Intervention du Représentant à la conférence de chrétiens catholiques et de la diaspora congolaise d'Ottawa

Intervention du Représentant à la conférence de chrétiens catholiques et de la diaspora congolaise d'Ottawa

Intervention du Représentant à la conférence de chrétiens catholiques et de la diaspora congolaise d’Ottawa

Nous devons nous assumer pour induire l’État de droit

 

Marc Kapend

Chers compatriotes,

Depuis fin décembre 2016, la fin légale de la présidence de Kabila et de son régime, notre pays, la RDC est dans un état des sans État. A ce jour, en effet, il n'y a pas une seule institution politique légitime. L'exécutif, le parlement, le Judicaire et toutes les agences qui en dépendent végètent en attendant de nouvelles institutions. Qui doit les mettre en place ?

Ce n'est ni Kabila ni aucune de ces institutions finies et donc illégitimes à moins que la société civile, à qui revient naturellement le pouvoir au terme de tout mandat politiques, en décide autrement.

La société civile, c'est nous  les citoyens et la société civile organisée, c'est nous les associations diverses: CLC, églises diverses, partis divers, syndicats, associations diverses. Tous, nous n'avons pas la même force ni la même capacité de mobilisation, mais informés et déterminés, tous nous pouvons apporter une contribution déterminante à la renaissance de notre pays.

Informés et déterminés, voilà des attitudes qui doivent nous animer et auxquelles le Rassemblement nous a invités hier,  Détermination à laquelle le CLC  nous entraine aujourd'hui. Et nous, le CPC-Canada, avec ce que nous savons, nous sommes préparés pour emboiter le pas. Nous savons que le régime Kabila est fini depuis décembre 2016; qu’il n’y a pas de gouvernement ni d’institutions politiques légitimes.
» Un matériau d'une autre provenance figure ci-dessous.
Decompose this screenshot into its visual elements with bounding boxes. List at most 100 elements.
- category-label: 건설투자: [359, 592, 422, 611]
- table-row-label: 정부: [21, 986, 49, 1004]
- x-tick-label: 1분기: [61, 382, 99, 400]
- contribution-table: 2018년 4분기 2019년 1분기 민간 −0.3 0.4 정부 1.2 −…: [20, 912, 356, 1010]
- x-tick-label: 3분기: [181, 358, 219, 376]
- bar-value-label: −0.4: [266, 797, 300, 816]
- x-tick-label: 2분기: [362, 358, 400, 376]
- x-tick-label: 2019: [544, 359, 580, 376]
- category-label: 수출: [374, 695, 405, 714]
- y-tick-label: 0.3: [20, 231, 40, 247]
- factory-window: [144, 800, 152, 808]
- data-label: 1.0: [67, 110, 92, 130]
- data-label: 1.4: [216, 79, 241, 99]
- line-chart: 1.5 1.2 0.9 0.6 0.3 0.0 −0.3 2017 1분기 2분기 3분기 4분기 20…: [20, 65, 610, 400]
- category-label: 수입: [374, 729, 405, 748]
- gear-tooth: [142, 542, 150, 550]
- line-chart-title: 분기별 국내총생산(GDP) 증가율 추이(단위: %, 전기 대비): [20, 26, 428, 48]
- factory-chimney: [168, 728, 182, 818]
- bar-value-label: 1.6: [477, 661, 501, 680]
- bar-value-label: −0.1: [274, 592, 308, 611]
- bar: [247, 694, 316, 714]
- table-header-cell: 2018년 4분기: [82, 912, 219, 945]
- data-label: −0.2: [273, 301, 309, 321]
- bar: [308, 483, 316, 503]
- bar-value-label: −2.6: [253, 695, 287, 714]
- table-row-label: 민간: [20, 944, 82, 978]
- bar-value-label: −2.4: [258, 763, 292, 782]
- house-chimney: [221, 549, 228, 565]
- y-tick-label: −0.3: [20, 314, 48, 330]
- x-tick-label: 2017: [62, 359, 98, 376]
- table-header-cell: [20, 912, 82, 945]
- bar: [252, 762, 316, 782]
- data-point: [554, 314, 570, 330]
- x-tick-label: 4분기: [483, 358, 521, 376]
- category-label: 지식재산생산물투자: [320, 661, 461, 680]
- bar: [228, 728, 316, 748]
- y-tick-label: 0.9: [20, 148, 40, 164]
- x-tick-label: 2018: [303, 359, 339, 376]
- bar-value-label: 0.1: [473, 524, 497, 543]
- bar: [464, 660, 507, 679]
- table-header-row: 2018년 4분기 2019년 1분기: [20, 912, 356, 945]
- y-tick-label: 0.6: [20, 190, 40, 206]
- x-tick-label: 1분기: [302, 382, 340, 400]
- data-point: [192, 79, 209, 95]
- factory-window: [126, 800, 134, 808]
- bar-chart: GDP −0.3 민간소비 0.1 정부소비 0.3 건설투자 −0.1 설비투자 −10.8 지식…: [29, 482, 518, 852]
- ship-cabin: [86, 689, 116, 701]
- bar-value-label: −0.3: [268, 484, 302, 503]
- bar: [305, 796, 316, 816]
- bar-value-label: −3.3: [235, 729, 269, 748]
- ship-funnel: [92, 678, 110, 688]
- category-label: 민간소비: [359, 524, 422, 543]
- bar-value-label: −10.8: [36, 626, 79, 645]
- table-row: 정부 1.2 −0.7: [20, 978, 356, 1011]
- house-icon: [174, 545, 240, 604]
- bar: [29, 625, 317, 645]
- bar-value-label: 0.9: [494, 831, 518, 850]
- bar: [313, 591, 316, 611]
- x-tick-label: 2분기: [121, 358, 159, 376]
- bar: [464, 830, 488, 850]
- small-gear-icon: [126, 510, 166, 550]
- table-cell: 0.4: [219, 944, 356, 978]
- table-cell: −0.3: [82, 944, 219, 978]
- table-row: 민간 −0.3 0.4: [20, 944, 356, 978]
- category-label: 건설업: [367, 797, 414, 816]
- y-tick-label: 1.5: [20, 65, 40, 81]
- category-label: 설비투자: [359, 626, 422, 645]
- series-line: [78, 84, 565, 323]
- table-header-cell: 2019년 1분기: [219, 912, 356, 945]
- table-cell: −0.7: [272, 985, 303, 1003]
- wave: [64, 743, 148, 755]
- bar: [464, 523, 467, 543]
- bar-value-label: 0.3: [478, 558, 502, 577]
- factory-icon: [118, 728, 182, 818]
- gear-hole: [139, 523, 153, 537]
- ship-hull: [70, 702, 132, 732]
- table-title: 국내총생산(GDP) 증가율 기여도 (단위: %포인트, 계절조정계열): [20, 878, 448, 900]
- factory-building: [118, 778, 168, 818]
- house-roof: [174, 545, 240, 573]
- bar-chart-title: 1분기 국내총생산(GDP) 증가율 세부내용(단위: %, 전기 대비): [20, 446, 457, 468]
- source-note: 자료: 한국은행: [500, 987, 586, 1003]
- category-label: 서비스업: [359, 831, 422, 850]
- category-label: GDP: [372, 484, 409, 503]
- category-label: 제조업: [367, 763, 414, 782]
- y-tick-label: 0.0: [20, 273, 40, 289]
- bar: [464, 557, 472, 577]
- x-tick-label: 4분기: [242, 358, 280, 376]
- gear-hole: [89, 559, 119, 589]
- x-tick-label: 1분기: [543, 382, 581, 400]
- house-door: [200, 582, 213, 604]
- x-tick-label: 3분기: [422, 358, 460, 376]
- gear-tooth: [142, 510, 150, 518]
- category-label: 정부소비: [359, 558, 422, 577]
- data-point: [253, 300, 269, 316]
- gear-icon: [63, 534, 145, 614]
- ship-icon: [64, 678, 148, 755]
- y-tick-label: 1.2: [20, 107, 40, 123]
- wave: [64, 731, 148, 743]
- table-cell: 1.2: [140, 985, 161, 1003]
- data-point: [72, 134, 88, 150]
Pourtant bien en face de nous, une force brute que nous rejetons nous intimide.

Elle nous empêche de marcher, de manifester notre colère, d’exprimer nos aspirations, toutes des libertés pourtant garanties par la constitution. Nul ne peut interdire ce que la constitution permet ? Pour nous calmer, on nous  promet les élections en décembre 2018. Prévues par la constitution en décembre 2016, nous ne les avons pas eues. Convenue par un accord politique, la promesse d'élections pour décembre 2017 n’a pas été tenue. En toute logique, rien n'indique que cette nième promesse est la bonne.

A trop attendre, dit un proverbe africain,  mokomboso azanga mokila (le chimpanzé a manqué sa queue). Ils ne sont plus commandants du navire Congo. A les suivre, le navire risque de tanguer jusqu'au naufrage tragique. L'initiative nous revient désormais, à nous, la société civile. Nous devons nous assumer et induire l'État de droit, projeté par Etienne Tshisekedi.

L’État de droit, ce n’est pas juste un slogan. C’est un programme synthèse en opposition à l’état actuel des choses. Il a un contenu juridique, politique et socio-économique.

  • Juridique, il prône la légalité, la primauté du droit, et surtout il emmène l’indépendance de la justice telle que nul n’est au-dessus de la loi.
  • Politique, il applique réellement le principe de la séparation de pouvoir d’Etat de façon qu’un parlement valablement élu adopte et publie les lois,le pouvoir exécutif ou le gouvernement, se charge de l'administration du pays et le pouvoir judiciaire applique les lois et sanctionne les contrevenants. Ces institutions se surveillent, empêchent et ordonnent. Ainsi, on limite l’arbitraire et les abus dans l’exercice des missions souveraines de l’État.
  • Socio-économique, l’État de droit, c’est aussi la reconnaissance des droits des citoyens, dont les principaux sont le droit à la vie et le droit à la propriété. Ces droits protégés par l’État sont à la base de la prospérité personnelle et de la prospérité collective. L’épargne et l’investissement que cette prospérité favorise sont à la base de la création d’emplois et de la croissance économique.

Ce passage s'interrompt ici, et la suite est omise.